Study: Best Teachers Should Have the Largest Classes

By Barbara Hollingsworth | December 16, 2013 | 2:08 PM EST


(AP photo)

( – Contrary to the practice of school districts nationwide, assigning more students to the best teachers, and less students to the lowest-performing instructors, would significantly boost student test scores, according to a recent study that concludes that the “magnitude of differences" between the best and worst teachers “swamps the expected effect of smaller classes.”

“One simple change—giving effective teachers a handful more students—could mean a big boost to student achievement,” labor economist Michael Hansen concluded in the study, entitled “Right-sizing the Classroom: Making the Most of Great Teachers,” he conducted for the Thomas B. Fordham Institute. (See class size.pdf)

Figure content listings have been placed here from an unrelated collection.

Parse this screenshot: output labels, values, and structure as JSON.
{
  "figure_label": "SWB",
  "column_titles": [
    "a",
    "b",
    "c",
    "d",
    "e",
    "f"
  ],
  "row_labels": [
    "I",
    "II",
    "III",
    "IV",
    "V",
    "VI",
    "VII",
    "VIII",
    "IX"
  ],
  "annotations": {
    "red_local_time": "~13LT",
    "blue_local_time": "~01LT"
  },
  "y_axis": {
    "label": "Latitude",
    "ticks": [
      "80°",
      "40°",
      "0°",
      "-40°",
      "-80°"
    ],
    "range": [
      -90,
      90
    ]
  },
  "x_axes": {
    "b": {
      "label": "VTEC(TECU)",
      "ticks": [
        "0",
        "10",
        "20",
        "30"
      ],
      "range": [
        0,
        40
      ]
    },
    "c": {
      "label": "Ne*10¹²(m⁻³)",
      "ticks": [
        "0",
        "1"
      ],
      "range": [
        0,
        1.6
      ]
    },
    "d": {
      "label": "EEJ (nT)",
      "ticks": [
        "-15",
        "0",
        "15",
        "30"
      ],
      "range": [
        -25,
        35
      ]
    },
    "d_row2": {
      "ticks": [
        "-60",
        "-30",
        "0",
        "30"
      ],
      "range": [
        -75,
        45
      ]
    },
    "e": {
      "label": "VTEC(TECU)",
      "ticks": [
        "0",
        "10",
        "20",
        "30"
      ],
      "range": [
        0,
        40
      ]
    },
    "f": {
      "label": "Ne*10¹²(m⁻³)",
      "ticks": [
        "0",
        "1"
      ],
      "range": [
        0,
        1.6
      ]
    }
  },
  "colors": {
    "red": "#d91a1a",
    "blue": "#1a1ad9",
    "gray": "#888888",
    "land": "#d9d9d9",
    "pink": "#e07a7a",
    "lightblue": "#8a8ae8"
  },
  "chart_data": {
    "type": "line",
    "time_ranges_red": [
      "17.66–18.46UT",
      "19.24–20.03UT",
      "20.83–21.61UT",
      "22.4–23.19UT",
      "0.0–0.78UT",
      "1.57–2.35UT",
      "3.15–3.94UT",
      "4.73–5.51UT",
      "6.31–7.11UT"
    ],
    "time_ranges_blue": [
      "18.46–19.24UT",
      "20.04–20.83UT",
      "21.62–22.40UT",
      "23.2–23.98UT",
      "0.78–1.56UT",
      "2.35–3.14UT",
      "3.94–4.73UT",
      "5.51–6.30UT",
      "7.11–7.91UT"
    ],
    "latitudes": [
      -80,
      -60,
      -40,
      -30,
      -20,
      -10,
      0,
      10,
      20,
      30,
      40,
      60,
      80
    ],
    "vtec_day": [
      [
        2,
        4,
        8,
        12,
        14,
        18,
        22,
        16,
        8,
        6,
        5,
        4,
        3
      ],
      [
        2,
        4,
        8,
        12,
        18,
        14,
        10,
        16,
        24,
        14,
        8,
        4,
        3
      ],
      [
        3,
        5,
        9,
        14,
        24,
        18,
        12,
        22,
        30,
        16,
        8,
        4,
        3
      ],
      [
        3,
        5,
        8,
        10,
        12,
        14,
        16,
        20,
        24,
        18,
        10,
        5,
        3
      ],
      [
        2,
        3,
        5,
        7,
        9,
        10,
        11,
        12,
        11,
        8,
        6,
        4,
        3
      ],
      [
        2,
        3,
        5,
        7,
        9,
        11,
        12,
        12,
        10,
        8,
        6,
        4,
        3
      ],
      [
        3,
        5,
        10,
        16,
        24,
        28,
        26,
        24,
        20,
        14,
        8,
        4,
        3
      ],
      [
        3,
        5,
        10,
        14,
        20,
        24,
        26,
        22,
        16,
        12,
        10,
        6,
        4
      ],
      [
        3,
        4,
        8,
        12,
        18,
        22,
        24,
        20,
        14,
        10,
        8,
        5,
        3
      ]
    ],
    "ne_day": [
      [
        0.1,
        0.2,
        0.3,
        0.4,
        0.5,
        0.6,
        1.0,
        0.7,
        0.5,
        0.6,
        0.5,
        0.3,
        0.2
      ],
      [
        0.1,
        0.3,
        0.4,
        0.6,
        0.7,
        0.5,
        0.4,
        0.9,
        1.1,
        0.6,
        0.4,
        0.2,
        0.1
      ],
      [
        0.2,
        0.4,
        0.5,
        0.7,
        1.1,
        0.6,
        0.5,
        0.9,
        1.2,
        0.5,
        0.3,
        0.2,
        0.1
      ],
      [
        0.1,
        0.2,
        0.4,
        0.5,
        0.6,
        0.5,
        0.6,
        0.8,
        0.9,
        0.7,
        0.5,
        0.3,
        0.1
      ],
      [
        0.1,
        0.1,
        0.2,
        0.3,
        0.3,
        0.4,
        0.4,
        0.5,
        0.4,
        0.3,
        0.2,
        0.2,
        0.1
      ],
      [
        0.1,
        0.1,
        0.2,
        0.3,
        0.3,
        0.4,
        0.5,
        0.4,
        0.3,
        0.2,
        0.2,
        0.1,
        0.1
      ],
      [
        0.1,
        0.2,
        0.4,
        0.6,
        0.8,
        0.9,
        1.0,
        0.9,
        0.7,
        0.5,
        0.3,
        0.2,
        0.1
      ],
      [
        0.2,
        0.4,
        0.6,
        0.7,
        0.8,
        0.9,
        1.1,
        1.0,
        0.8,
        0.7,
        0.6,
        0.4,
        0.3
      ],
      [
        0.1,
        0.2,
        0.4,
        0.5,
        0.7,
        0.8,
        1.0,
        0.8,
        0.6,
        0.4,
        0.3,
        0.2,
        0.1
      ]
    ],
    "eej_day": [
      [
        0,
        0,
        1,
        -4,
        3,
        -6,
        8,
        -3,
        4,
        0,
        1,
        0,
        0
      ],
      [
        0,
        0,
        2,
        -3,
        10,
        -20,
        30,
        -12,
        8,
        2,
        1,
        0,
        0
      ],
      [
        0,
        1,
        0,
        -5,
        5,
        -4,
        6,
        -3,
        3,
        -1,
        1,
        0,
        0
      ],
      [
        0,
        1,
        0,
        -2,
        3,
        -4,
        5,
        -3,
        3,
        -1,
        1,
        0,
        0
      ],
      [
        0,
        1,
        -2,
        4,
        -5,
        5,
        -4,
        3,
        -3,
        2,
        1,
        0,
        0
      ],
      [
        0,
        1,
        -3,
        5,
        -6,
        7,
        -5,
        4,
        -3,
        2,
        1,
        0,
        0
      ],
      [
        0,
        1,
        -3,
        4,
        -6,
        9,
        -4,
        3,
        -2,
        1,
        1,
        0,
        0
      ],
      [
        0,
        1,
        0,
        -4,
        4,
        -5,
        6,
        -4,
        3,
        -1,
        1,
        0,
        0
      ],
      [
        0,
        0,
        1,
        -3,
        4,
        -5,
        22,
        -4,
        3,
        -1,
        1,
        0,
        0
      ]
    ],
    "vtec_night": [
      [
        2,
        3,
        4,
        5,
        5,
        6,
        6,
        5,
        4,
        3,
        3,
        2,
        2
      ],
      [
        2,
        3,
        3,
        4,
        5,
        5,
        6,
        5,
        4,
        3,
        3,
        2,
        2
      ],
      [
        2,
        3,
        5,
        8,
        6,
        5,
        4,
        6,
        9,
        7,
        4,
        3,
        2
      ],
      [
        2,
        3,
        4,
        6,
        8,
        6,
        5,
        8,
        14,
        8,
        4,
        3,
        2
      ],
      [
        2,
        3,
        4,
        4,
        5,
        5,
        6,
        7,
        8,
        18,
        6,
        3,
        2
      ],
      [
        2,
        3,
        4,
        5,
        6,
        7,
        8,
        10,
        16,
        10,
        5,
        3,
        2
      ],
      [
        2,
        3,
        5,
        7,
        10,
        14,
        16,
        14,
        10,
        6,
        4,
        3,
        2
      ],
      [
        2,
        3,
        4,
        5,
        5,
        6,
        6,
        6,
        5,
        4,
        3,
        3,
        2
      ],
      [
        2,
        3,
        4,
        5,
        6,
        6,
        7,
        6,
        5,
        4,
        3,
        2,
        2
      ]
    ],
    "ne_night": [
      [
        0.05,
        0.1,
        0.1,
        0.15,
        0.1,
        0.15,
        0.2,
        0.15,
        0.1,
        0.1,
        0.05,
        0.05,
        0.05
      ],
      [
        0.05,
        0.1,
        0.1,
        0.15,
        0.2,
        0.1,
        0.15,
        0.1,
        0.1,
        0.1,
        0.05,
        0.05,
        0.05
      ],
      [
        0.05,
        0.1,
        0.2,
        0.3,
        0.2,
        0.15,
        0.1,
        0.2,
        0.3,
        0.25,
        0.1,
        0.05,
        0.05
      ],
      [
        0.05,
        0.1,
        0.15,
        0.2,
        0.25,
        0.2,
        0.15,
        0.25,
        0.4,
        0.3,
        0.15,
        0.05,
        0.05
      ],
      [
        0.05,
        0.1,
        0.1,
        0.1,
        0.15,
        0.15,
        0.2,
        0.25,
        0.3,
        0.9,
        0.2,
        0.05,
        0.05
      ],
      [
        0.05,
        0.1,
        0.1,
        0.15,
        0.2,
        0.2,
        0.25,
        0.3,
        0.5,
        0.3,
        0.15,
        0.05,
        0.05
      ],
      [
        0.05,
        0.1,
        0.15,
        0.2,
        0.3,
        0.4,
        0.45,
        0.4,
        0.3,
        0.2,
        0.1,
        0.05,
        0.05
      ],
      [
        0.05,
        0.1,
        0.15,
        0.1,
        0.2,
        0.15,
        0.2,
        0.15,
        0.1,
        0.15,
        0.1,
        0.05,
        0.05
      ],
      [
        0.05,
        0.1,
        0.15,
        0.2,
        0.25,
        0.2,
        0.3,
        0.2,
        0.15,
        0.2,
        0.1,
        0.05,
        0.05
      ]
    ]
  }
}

Although educators have mixed views on the importance of class size, the conventional wisdom is that smaller is better. Hansen disagrees.

“Instead of trying to keep class sizes small, we should be leveraging our existing teacher talent by enlarging the classes taught by our best instructors – and compensating these excellent teachers for the extra work involved,” he says.

“Part of the appeal of this strategy is that it is a way of paying outstanding teachers more— under the cover of giving them more students,” he added.

Hansen, a senior researcher at the American Institutes for Research (AIR), used actual classroom data from North Carolina, a state in which only “25 percent of students are taught by the top 25 percent of teachers,”  to simulate what would have happened if top-performing teachers had been assigned more students.

State laws, district policies, and bargaining agreements prevent most school districts from following this approach. However, after analyzing three years of fifth and eighth grade test scores, Hansen’s simulation found that assigning an additional 12 students to the best fifth grade teachers -  up to a maximum of 32 students in the classroom - made little difference, adding the equivalent benefit of just two extra school days.

However, test scores in eighth grade jumped when the most effective teachers were assigned 12 more students, producing gains “equivalent to adding two-and-a-half extra weeks of school.”

Just shifting six students would also make a significant difference, Hansen noted, adding that “no district to my knowledge has purposefully allocated students in this manner.”

“The simulated gains in eighth-grade math and science achieved by shifting just six additional students to effective teachers are equivalent to the expected effect of removing the lowest 5 percent of teachers in these subjects—and these gains can be achieved without actually removing them!”

Students remaining in the lower-performing teachers’ classes would also benefit, the study found.

“The ‘shifted’ students benefit from being reassigned to a better teacher, and their gain exceeds the ‘penalty’ imposed on other pupils already in that classroom who now have a slightly larger class. What’s more, the remaining students in the less-effective teacher’s class receive a ‘benefit’ because their class becomes smaller.”

Although Hansen acknowledges that small classes are “wildly popular,” and that “there is some evidence they boost student achievement,” he points out that “it would take an increase of at least ten to twenty additional students in a good teacher’s class to dilute his productivity to that of an average teacher.”

Therefore, he concludes, “universally shrinking class sizes may be counterproductive in terms of pupil achievement.”

He also cited a 2012 survey by the Farkas Duffett Research (FDR) Group that found that 73 percent of parents would pick a class with 27 students taught by one of the best teachers in the school district for their child over a smaller class of 22 students taught by a “randomly chosen teacher.”

However, he warns that moving students to different teachers within the same school would have little effect on the minority achievement gap because “the pool of available teachers in high-poverty schools does not change under this strategy.”